The compiler generates a warning to make sure that you're thinking about them. Using -Werror promotes that warning to an error and stops the compilation.
Either be rigorous about choosing the signedeness of your types, or cast the trouble away when you're sure it doesn't apply, or get rid of -Werror and make it a policy to address all warnings with a fix or an explanation...
One workaround would be to selectively disable that one warning in this special case.
GCC has pragma diagnostic ignored "-Wsomething"
// Disable a warning for a block of code:
#pragma GCC diagnostic push
#pragma GCC diagnostic ignored "-Wmissing-prototypes"
// ... Some code where the specified warning should be suppressed ...
#pragma GCC diagnostic pop
Recent versions of GCC (I am not actually sure since when, but 4.8.x should support it) show the corresponding -Wsomething option. This is important since most warning options are not set explicitly but en bloc with options like -Wall.

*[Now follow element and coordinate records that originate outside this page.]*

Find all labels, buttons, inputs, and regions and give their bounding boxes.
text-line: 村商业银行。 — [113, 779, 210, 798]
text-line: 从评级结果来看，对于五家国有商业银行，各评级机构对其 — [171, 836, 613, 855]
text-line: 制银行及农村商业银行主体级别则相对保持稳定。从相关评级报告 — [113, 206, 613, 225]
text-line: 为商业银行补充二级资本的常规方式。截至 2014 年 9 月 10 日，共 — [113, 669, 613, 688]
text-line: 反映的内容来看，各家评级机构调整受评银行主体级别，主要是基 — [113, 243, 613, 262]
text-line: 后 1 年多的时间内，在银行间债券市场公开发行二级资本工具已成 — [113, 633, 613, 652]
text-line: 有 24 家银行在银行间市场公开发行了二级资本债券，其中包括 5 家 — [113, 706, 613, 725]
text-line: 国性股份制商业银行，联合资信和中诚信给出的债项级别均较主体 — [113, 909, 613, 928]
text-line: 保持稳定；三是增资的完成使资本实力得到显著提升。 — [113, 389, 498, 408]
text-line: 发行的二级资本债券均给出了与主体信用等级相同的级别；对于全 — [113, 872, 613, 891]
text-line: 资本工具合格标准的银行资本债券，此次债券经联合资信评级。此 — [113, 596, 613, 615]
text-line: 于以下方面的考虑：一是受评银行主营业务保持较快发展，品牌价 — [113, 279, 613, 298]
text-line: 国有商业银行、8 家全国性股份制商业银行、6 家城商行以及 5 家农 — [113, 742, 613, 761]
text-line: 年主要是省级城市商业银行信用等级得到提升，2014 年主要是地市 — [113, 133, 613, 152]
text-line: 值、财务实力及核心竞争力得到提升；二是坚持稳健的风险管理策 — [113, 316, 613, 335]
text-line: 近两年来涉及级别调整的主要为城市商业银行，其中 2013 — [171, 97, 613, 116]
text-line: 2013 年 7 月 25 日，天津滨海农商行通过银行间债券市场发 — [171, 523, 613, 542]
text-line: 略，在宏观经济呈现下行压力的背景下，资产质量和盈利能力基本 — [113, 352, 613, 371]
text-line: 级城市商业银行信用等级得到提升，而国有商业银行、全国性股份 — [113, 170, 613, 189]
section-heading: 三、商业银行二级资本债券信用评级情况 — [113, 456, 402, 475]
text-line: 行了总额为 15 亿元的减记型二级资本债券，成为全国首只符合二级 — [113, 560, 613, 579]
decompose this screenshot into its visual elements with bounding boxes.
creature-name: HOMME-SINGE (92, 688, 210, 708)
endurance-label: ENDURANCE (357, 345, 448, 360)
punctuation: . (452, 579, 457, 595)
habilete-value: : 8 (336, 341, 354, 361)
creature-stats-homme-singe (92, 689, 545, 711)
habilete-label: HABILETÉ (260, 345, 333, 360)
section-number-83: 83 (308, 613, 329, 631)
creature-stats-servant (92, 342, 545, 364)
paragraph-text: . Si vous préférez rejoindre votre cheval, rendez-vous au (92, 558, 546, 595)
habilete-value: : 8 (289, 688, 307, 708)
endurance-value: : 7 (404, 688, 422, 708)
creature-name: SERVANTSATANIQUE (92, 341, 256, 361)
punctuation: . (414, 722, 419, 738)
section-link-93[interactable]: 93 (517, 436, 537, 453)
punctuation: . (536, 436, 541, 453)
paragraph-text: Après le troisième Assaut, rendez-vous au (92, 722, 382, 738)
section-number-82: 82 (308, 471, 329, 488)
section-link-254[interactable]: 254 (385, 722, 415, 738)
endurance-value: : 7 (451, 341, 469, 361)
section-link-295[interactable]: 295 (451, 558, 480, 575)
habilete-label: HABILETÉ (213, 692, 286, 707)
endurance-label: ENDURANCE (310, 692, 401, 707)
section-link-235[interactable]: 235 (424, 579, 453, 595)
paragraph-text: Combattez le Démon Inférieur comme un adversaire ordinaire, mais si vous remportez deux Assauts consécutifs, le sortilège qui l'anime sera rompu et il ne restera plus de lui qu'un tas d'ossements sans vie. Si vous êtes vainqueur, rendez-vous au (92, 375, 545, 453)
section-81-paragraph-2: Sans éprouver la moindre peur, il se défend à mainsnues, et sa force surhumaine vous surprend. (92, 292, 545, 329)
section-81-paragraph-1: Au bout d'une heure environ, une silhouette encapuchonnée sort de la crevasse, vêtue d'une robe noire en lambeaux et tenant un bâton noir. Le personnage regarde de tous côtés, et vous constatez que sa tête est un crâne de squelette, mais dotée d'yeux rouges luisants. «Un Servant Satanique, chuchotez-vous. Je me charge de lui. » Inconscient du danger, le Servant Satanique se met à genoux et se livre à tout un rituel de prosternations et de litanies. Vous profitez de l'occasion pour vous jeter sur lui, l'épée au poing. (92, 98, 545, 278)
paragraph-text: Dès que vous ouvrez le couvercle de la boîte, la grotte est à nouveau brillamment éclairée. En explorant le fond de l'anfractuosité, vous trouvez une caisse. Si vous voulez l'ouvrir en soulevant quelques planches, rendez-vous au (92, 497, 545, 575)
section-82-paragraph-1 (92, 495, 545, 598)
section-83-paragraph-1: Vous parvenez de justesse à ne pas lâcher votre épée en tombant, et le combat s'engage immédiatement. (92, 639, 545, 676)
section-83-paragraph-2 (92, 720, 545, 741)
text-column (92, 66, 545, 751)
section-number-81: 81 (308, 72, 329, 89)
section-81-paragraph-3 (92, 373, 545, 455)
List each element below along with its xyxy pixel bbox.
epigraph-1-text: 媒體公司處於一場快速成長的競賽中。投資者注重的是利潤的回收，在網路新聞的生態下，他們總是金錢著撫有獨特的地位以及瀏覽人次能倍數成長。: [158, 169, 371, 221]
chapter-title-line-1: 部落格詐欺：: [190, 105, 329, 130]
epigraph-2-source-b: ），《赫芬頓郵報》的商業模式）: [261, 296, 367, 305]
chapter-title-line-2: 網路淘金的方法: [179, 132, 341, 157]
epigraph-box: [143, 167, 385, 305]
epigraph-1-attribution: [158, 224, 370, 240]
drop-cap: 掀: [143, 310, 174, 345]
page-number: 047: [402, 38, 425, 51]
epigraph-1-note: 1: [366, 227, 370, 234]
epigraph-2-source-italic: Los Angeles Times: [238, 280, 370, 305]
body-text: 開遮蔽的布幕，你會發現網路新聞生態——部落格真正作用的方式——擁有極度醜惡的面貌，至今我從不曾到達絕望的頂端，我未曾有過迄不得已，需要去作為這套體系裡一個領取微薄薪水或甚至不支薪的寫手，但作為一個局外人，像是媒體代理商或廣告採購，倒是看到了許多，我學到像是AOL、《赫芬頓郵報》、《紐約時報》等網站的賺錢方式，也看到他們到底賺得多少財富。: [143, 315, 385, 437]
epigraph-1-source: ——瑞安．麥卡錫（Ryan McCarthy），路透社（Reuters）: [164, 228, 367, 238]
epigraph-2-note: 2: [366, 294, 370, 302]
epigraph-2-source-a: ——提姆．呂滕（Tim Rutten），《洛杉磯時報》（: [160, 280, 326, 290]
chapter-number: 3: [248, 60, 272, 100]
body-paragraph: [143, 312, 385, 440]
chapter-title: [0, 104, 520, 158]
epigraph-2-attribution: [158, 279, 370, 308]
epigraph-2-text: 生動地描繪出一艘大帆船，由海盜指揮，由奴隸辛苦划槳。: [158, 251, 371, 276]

An error message would look like this:
readers.c: In function ‘buffered_fullread’:
readers.c:864:11: error: comparison between signed and unsigned integer expressions [-Werror=sign-compare]
if(got < sizeof(readbuf)) /* That naturally catches got == 0, too. */
The [-Werror=sign-compare] part tells You You can use "Wsign-compare" for "Wsomething" to suppress the warning.
And of course, You should only do that where it is appropriate (it does not quite help readability), e.g. when exactly the behaviour that the compiler warns about is wanted (or, if You may not introduce bigger changes in the code base).
test.c:11: error: comparison between signed and unsigned
You could declare x as an unsigned int, since size_t is unsigned
EDIT:
If you don't want to cast, and don't want to declare it as unsigned, i don't think there's much to do.
Maybe bitwise operations are a way of solving it, removing the sign bit. I have to say, IMO its very questionable though.
We suppress this warning in our Visual Studio compiles, since it happens a lot and almost never means anything significant. Of course, not all coding standards allow that.
You can make types agree (declaring variables to be size_t or unsigned int instead of int, for example), or you can cast, or you can change your compilation line. That's about it.
Regardless of the casting deprecation dilemma, I'd still suggest separating out the logic from the for loop.
int range = (int)(sizeof(arr) / sizeof(int));
int x;
for(x = 0; x < range; x++)
{
printf("%d\n", arr[x]);
}
Although this uses casting which you said was deprecated, it clears up the location where the casting is taking place. In general, I advise against cramming a lot of logic into your for loop declarations. Especially in your case where you're using size_t division, which (because it is integer division) could have the possibility of truncating the answer. The for loop declaration should be clean, and should generate no errors. Your casting is occuring in a different location which means if you want to change the way you are creating the range, you don't have to muck about making the for declaration even longer.